(New York) British guitarist Denny Laine, co-founder of the Moody Blues in the 1960s and of the Wings with the McCartney couple after the separation of the Beatles, died Tuesday at the age of 79, announced his wife Elizabeth Hines.
On her husband’s Instagram account, Mme Hines made public the musician’s death from a lung disease, an “unpredictable and aggressive interstitial lung disease.”
“I was at his bedside, holding his hand, as I played his favorite Christmas songs that he had sung over the past few weeks […] while being, this past week, in intensive care on an artificial respirator,” she wrote, posting a photo of their couple.
Paul McCartney said on Instagram that he was “very saddened to learn of the death of (his) former bandmate” Wings formed in 1971 with his wife Linda McCartney, after the separation of the legendary Beatles in 1970.

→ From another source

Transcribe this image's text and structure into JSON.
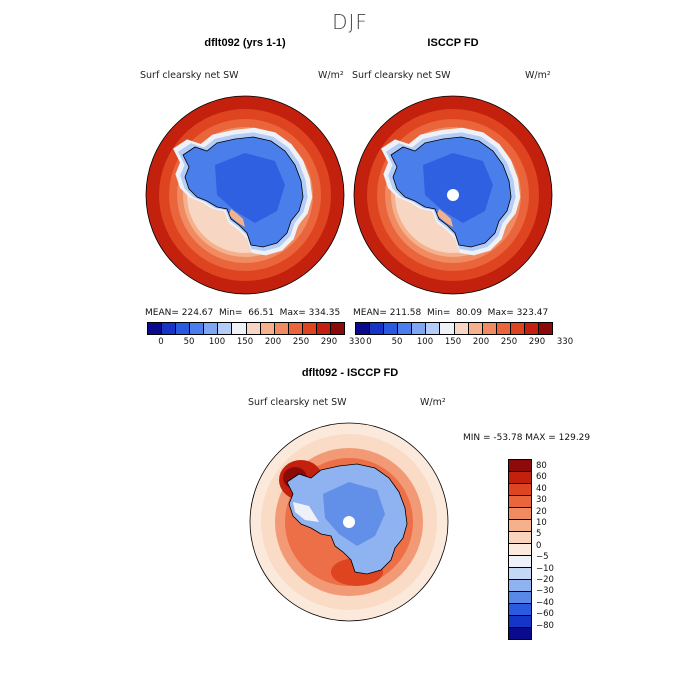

Paul McCartney hailed Denny Laine as “an exceptional singer and guitarist” and spoke about writing their worldwide hit with him Mull of Kintyre (1977).
“We had grown apart but in recent years we had reconnected and shared our memories,” wrote the 81-year-old British legend.
Wings’ best-known album, topping the charts in the UK and US, was Band on the Run in 1973. The group lasted until 1981.
Denny Laine was born in October 1944 in Birmingham, England, under the name Brian Hines, and is renowned for having taken up the guitar at an early age, influenced by Chuck Berry and Django Reinhardt.
He founded the Moody Blues in 1964 with pianist Mike Pinder, a progressive and psychedelic rock group still officially active although most of the original members have died.